A frequent topic of conversation here (and elsewhere as well) is how much better defence independent pitching stats (e.g., FIP, SIERA) estimate (and predict) pitcher performance than more traditional stats (e.g., ERA). However, there may be a major shortfalling to using defence-independent stats because there is an implicit assumption that these stats do a good job of removing much of the random variance that factors into how many runs pitchers actually end up yielding. However, it is important to remember that a stat like FIP is by no means a perfect basis for comparison across players, not only because FIP assumes that all non-HR batted balls are created equally, but also because raw FIP does not account for park and league factors. These factors greatly affect a pitcher's run environment, which can have fairly strong variation on a player's stats.
To account for these problems, a lot of smart folks have adjusted each pitcher's stats to his run environment and then normalized them to a scale with 100 as the league average. However, the scale of 100 may seem arbitrary and does not necessarily provide easily understood information about how good a pitcher is. For example, given a league-average ERA of 4.00, how many earned runs per nine innings should a pitcher with an ERA- of 90 yield? For this reason, we still compare players by the raw statistics (such as ERA, xFIP, etc.). However, this does not solve the problem we have just identified: that there are inherent problems with using those raw statistics because they do not account for run environments. We can talk about how pitching at Skydome so much inflates Blue Jays pitchers run averages but, as long as I've seen, we generally don't bother to actually quantify how much those factors impact a pitcher's run average. Thus, we may actually be over- or under-estimating players across teams.

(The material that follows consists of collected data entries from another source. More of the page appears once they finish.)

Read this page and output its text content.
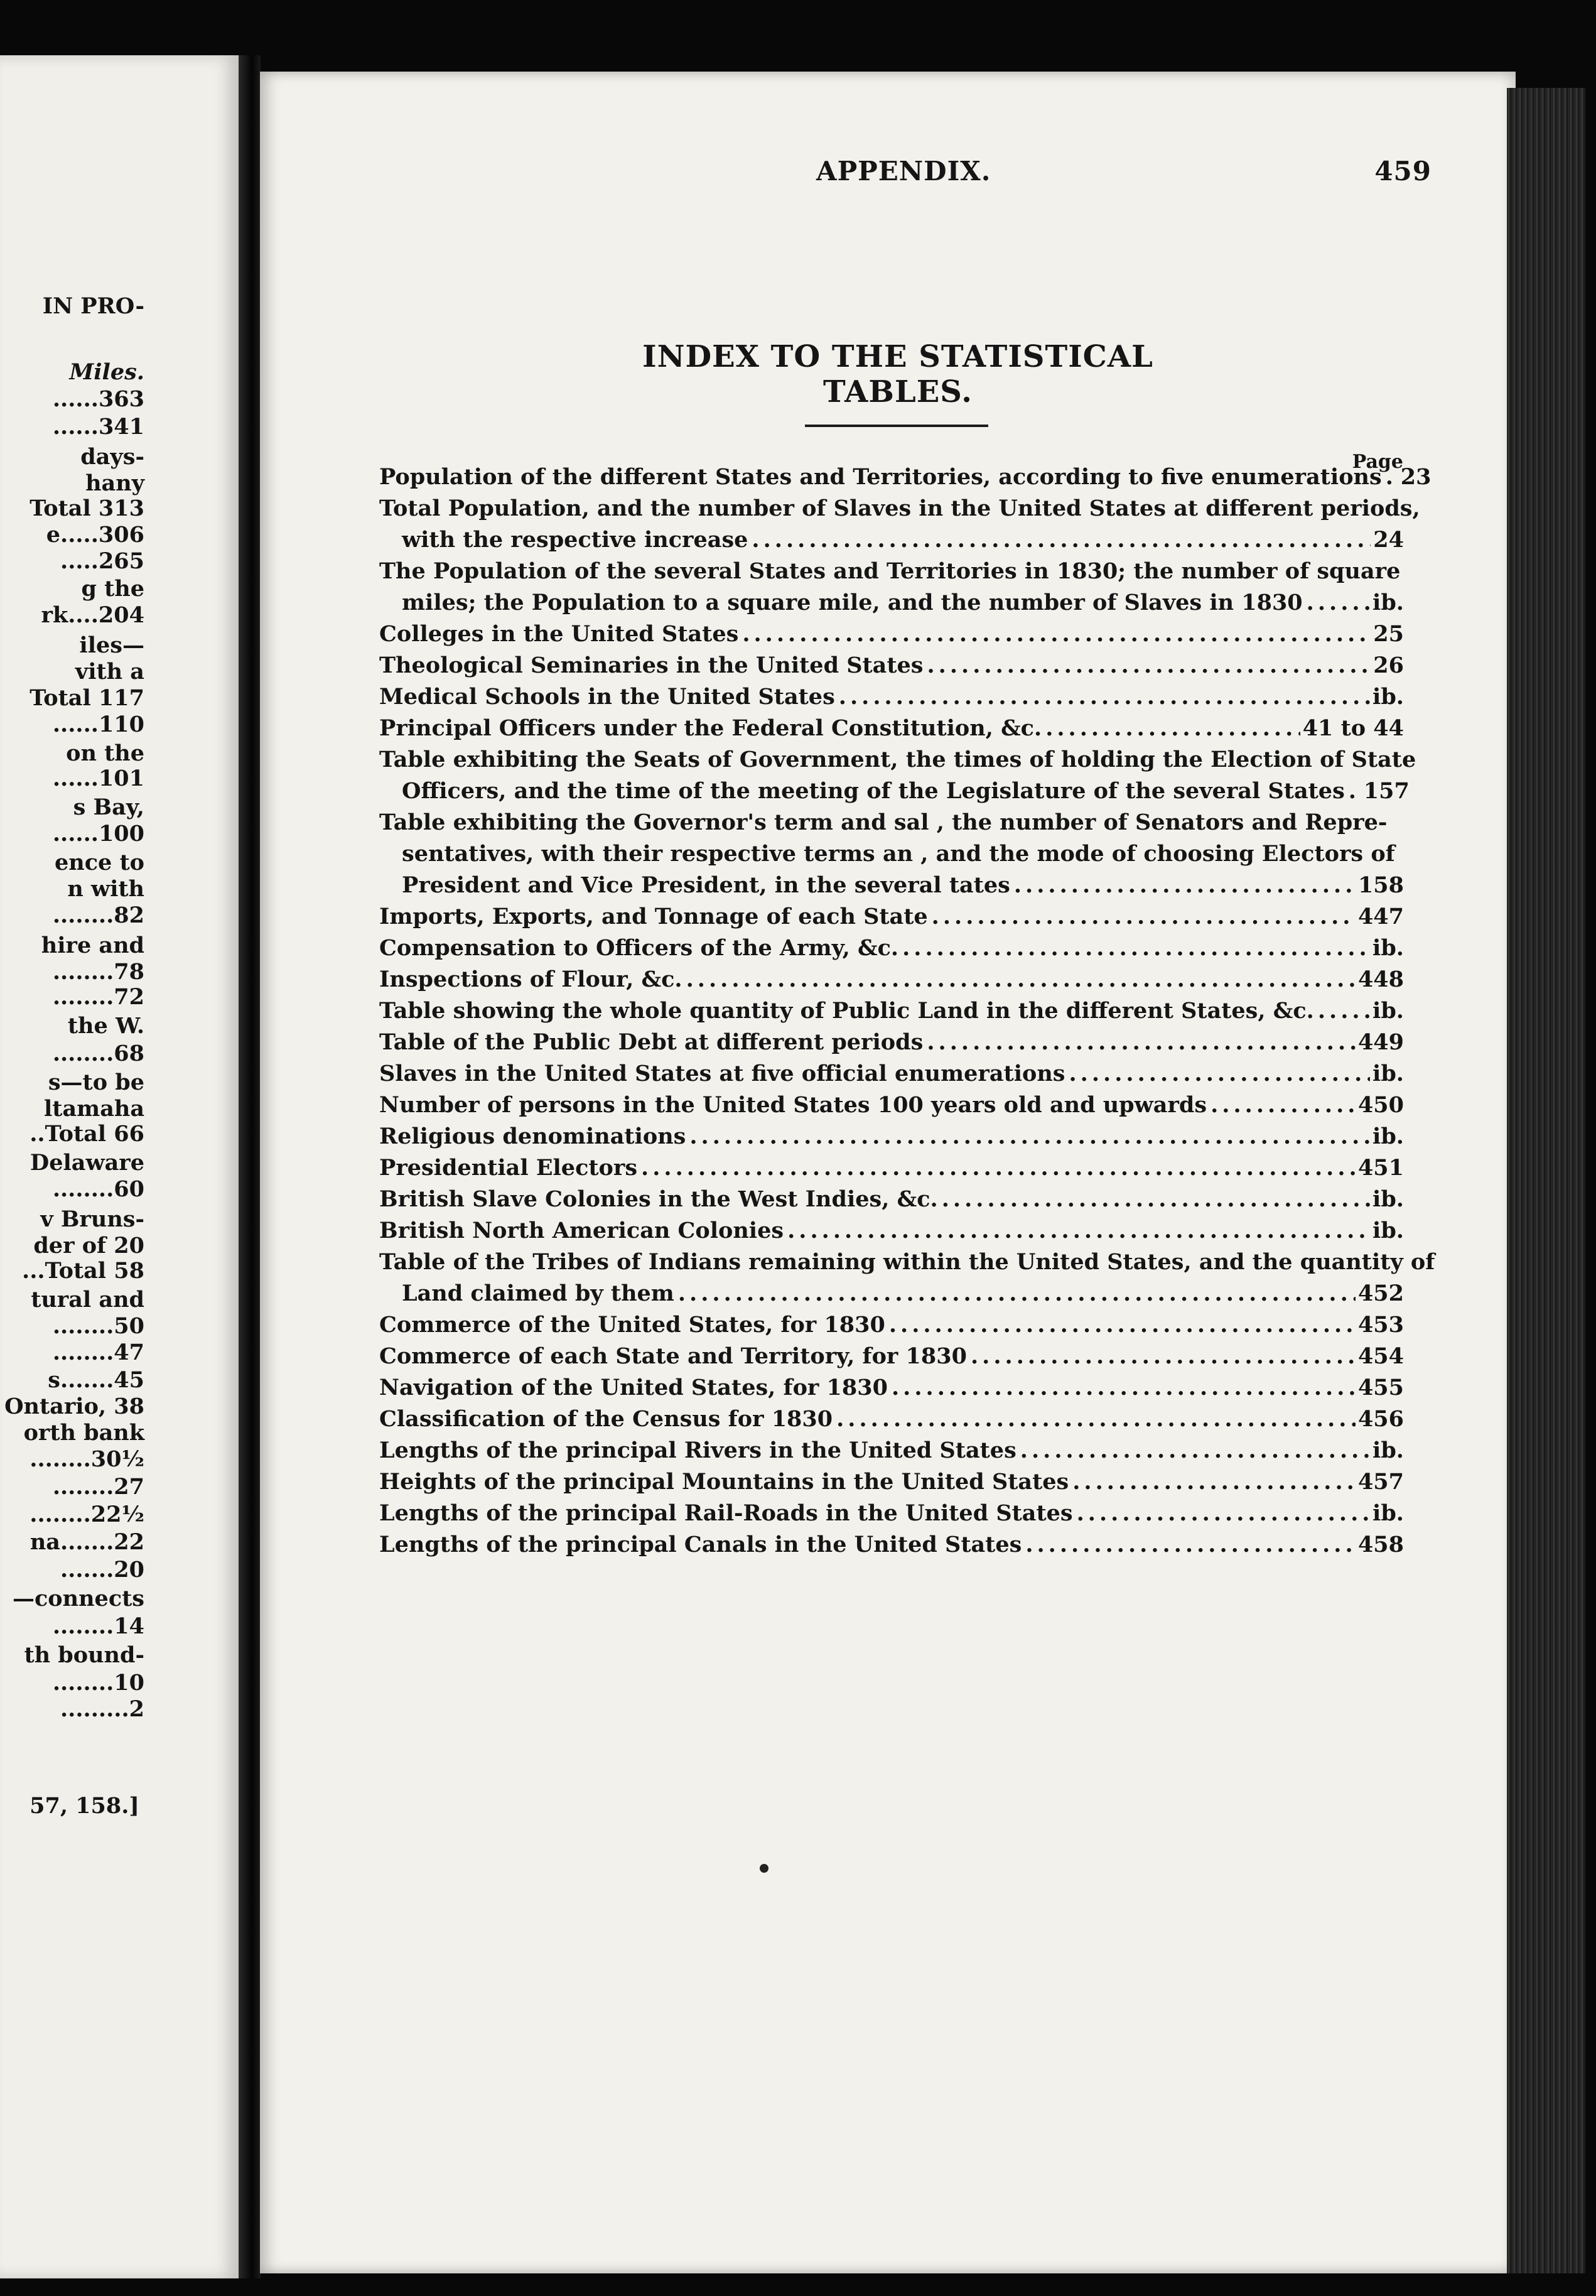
IN PRO-
Miles.
......363
......341
days-
hany
Total 313
e.....306
.....265
g the
rk....204
iles—
vith a
Total 117
......110
on the
......101
s Bay,
......100
ence to
n with
........82
hire and
........78
........72
the W.
........68
s—to be
ltamaha
..Total 66
Delaware
........60
v Bruns-
der of 20
...Total 58
tural and
........50
........47
s.......45
Ontario, 38
orth bank
........30½
........27
........22½
na.......22
.......20
—connects
........14
th bound-
........10
.........2
57, 158.]
APPENDIX.	459
INDEX TO THE STATISTICAL TABLES.
Page
Population of the different States and Territories, according to five enumerations ..... 23
Total Population, and the number of Slaves in the United States at different periods,
with the respective increase .....	24
The Population of the several States and Territories in 1830; the number of square
miles; the Population to a square mile, and the number of Slaves in 1830 .....	ib.
Colleges in the United States .....	25
Theological Seminaries in the United States .....	26
Medical Schools in the United States .....	ib.
Principal Officers under the Federal Constitution, &c. .....	41 to 44
Table exhibiting the Seats of Government, the times of holding the Election of State
Officers, and the time of the meeting of the Legislature of the several States ..... 157
Table exhibiting the Governor's term and sal , the number of Senators and Repre-
sentatives, with their respective terms an , and the mode of choosing Electors of
President and Vice President, in the several tates .....	158
Imports, Exports, and Tonnage of each State .....	447
Compensation to Officers of the Army, &c. .....	ib.
Inspections of Flour, &c. .....	448
Table showing the whole quantity of Public Land in the different States, &c. .....	ib.
Table of the Public Debt at different periods .....	449
Slaves in the United States at five official enumerations .....	ib.
Number of persons in the United States 100 years old and upwards .....	450
Religious denominations .....	ib.
Presidential Electors .....	451
British Slave Colonies in the West Indies, &c. .....	ib.
British North American Colonies .....	ib.
Table of the Tribes of Indians remaining within the United States, and the quantity of
Land claimed by them .....	452
Commerce of the United States, for 1830 .....	453
Commerce of each State and Territory, for 1830 .....	454
Navigation of the United States, for 1830 .....	455
Classification of the Census for 1830 .....	456
Lengths of the principal Rivers in the United States .....	ib.
Heights of the principal Mountains in the United States .....	457
Lengths of the principal Rail-Roads in the United States .....	ib.
Lengths of the principal Canals in the United States .....	458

To determine how each pitcher would do in a neutral context (park and league), I used separate linear models to rescale fangraphs ERA-, FIP-, and xFIP- to actual run averages for each pitcher with more than 100 IP in 2011. Once we have each pitcher's adjusted stats (for example, ERA), we can determine what the park-adjustment was by determining the difference between his park-adjusted stat and his actual stat (in this example, parkadjERA - ERA). Since I did this because I was interested in looking at how much the team a pitcher plays for impacts that pitcher's actual run averages, I grouped pitchers by team and found the mean for each team. As expected, pitchers on the same team tended to have very similar adjustments. Those adjustments are summarized in tabular format and presented for each team by division below (positive adjustments mean that raw stats underestimate pitcher performance, negative adjustments mean that raw stats overestimate pitcher performance).
|League||Division||Team||ERA adj||FIP adj||xFIP adj|
The first thing that should pop out here is how much more difficult it is to pitch in the American League. Even by ERA, there is only one team for which raw statistics overestimate pitcher performance relative to league average and that team (Tampa Bay) plays in an extremely pitcher-friendly park, yet ERA overestimates their pitchers by just 0.01 runs per nine innings. Along the same lines, xFIP is based almost entirely on league. This should not come as a surprise, since xFIP is designed to adjust for park by normalizing HR/fly-rates to league average. However, since xFIP does not adjust for league, when comparing NL xFIP to AL xFIP, we should penalize NL pitchers about 0.2 runs per nine innings. Although xFIP assumes AL position players are slightly better than NL position players on average accounts for some of the difference, more of it is tied up in the DH. That it estimates pitchers as worth almost 0.2 runs fewer runs per nine innings than designated hitters strikes me as pretty reasonable.
One possible application for this work is to determine how pitchers might perform on different teams: simply add up the adjustments for each team. As an example, what would Brandon Morrow's ERA have been, if he had spent last season with the Padres, rather than the Jays? Well, first we can adjust Morrow's 2011 ERA (4.72) to determine what it would have been in a neutral context by subtracting the Blue Jays adjustment (0.20; 4.72 - 0.20 = 4.52). Next, we add in the Padres adjustment (-0.42) to find that that Brandon's ERA, had he been pitching in San Diego, rather than Toronto, would have been 4.10 (4.52 + -0.42 = 4.10). Now, this method is far from perfect, of course, because park factors really do not do a good job of splitting up differences by pitcher handedness but it does provide at least some rough estimate, which I think is at least a nice starting point.
Thanks to Modest Mouse's "Make Everyone Happy / Mechanical Birds" for today's post title.